Address: 602 Dunedin Street
Built: 1893
1912 householder: Isabella Gregg, widow

This was the first dwelling erected on Dunedin Street and one of the earliest surviving family homes in the Burnside Gorge neigbhourhood. A water permit was issued for the property on 8 September 1893. In early Victoria directories, the property was addressed as No. 3 Dunedin Street.

Originally, this was the home of Abraham Bennett Gregg and Isabella Maxwell Gregg. They were of Irish descent and came to Victoria from New Brunswick in 1883. In the 1890s, he was the proprietor of A. Gregg & Sons, merchant tailors, with premises at 62 Yates Street. After his death in 1904, his widow and some of his children lived in this Dunedin Street home.

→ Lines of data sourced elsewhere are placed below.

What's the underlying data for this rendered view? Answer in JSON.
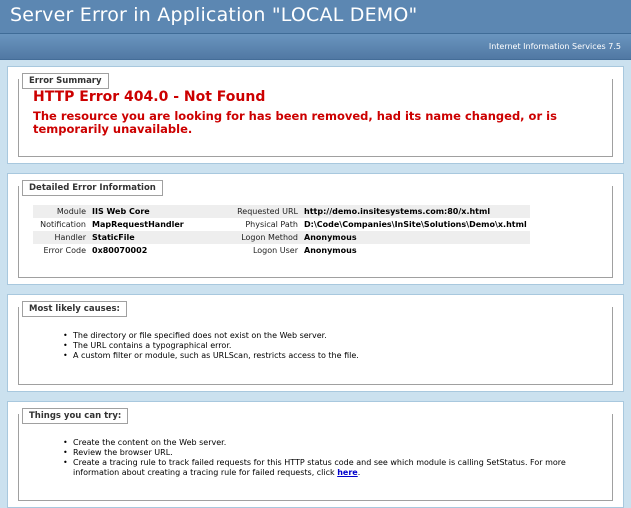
{
  "page": {
    "title": "Server Error in Application \"LOCAL DEMO\"",
    "server_version": "Internet Information Services 7.5"
  },
  "summary": {
    "legend": "Error Summary",
    "error_title": "HTTP Error 404.0 - Not Found",
    "error_desc": "The resource you are looking for has been removed, had its name changed, or is temporarily unavailable."
  },
  "detail": {
    "legend": "Detailed Error Information",
    "left": [
      {
        "label": "Module",
        "value": "IIS Web Core"
      },
      {
        "label": "Notification",
        "value": "MapRequestHandler"
      },
      {
        "label": "Handler",
        "value": "StaticFile"
      },
      {
        "label": "Error Code",
        "value": "0x80070002"
      }
    ],
    "right": [
      {
        "label": "Requested URL",
        "value": "http://demo.insitesystems.com:80/x.html"
      },
      {
        "label": "Physical Path",
        "value": "D:\\Code\\Companies\\InSite\\Solutions\\Demo\\x.html"
      },
      {
        "label": "Logon Method",
        "value": "Anonymous"
      },
      {
        "label": "Logon User",
        "value": "Anonymous"
      }
    ]
  },
  "causes": {
    "legend": "Most likely causes:",
    "items": [
      "The directory or file specified does not exist on the Web server.",
      "The URL contains a typographical error.",
      "A custom filter or module, such as URLScan, restricts access to the file."
    ]
  },
  "try": {
    "legend": "Things you can try:",
    "items": [
      "Create the content on the Web server.",
      "Review the browser URL."
    ],
    "tracing_text": "Create a tracing rule to track failed requests for this HTTP status code and see which module is calling SetStatus. For more information about creating a tracing rule for failed requests, click ",
    "tracing_link": "here",
    "tracing_end": "."
  }
}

When the household was enumerated in June 1911, Mrs. Gregg was 80 years old; her son Arthur, a real estate agent, was 60 years old; daughter, Alice, a saleslady, was 52 years old, and daughter Elissa was 50 years old.

The house is now covered with stucco and devoid of any exterior ornaments. But underneath the painted stucco cladding is a late-Victorian, Queen Anne-style cottage. Its original architectural character is indicated by the assymetrical design of the building, with its steep roof and projecting gables, side porch and cutaway bay windows.